Alex, on the other hand, is a complete wanker with an obsessive urge to interfere, and deserves all he gets – and more. Yet even he soon comes to understand that all is not as it seems, or rather seemed when they first arrived. This is from near the beginning of the book:

All of a sudden Alex really saw these people in the street, not just witnessing them but experiencing them.

Slaves. […]

What if the slaves ran away? Would sldiers hunt them down inthe desert, using dogs to track and spears to chivvy? Could one escape across a state line from baylonia into America and be free again?

America didn’t yet exist.
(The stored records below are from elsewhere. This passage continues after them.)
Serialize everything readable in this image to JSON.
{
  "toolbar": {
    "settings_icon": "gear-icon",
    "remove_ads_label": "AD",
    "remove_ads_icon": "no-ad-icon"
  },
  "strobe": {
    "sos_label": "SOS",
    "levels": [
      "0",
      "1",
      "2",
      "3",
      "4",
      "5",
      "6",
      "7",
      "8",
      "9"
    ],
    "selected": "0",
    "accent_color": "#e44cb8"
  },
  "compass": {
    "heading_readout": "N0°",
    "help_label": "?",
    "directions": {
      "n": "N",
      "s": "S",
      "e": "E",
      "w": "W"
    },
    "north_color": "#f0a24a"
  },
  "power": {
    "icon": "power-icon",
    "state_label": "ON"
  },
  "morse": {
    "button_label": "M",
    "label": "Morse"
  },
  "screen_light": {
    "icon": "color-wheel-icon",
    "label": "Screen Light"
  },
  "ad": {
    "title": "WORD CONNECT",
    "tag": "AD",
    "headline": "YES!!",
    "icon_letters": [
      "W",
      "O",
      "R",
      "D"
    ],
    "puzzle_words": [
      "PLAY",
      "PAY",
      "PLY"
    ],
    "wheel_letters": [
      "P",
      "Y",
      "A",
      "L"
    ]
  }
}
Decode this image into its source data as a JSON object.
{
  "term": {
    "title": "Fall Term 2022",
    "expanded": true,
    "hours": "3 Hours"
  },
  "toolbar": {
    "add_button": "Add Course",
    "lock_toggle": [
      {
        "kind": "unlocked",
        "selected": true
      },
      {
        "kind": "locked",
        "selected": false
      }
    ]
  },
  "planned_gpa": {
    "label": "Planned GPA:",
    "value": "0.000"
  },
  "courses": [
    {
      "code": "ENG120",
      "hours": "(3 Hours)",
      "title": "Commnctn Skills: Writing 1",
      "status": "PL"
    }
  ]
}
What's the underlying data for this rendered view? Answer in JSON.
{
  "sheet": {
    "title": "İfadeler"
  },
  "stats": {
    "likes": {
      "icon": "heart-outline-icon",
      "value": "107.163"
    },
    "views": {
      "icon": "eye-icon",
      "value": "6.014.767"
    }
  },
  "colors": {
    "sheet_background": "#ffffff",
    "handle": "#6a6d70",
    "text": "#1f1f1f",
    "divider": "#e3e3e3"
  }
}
America was unknown. Any state line was a fault line in time, behind which Babylonia had slumped into the past, had submerged itself like a whale sounding deep into the abyss of history …

Great writing and a great book.


4 thoughts on “WHORES OF BABYLON by Ian Watson (Review)

  1. Sorry Kate, I’m not convinced about this time travel interpretation of Whores of Babylon. Alexander is not real, nor is he really dying, he is part of the decor, like the artificial river and the Tower of Babel, which houses modern electronic wonders – including apparently the technology that keeps the whole thing going. And as for Thessany (I identify with her completely – Deborah is a snotty cow, always was, always will be) Thessany surely knows what is going on, so if it is time travel then she must be one of the time travellers. What does everybody else think?

  2. Hi Brenda. Sorry to take so long to get back to you on this, but I still think it must be time travel and Babylon the real Babylon of history. The Jews are real traditional Jews, Judeans, the ones who wept by the waters of Babylon, not their modern New York or Israeli counterparts; the beggars are real beggars, not participants in some trendy American university experiment, the slaves real slaves (“Slaves. People owned by other people as you own a horse or a dog.”), and although Alex believes the river is artificial that is only because he has been told it is, it could just as easily be the Euphrates itself – more easily in fact from the descriptions of it and the boats and people on it. And the countryside around, from which people come, and to which they go on trips (like the hunting trip), and the world around from which exotic foreigners like Gupta have travelled to Babylon, all seem inescapably real. The Alexander figure is, of course, from down-time, as are the technologies used in the Tower and any anachronistic items like the “little scroll” which Alex finds.
    But I’ll come back to Babylon in another post soon. This book – and this discussion – wet my appetite!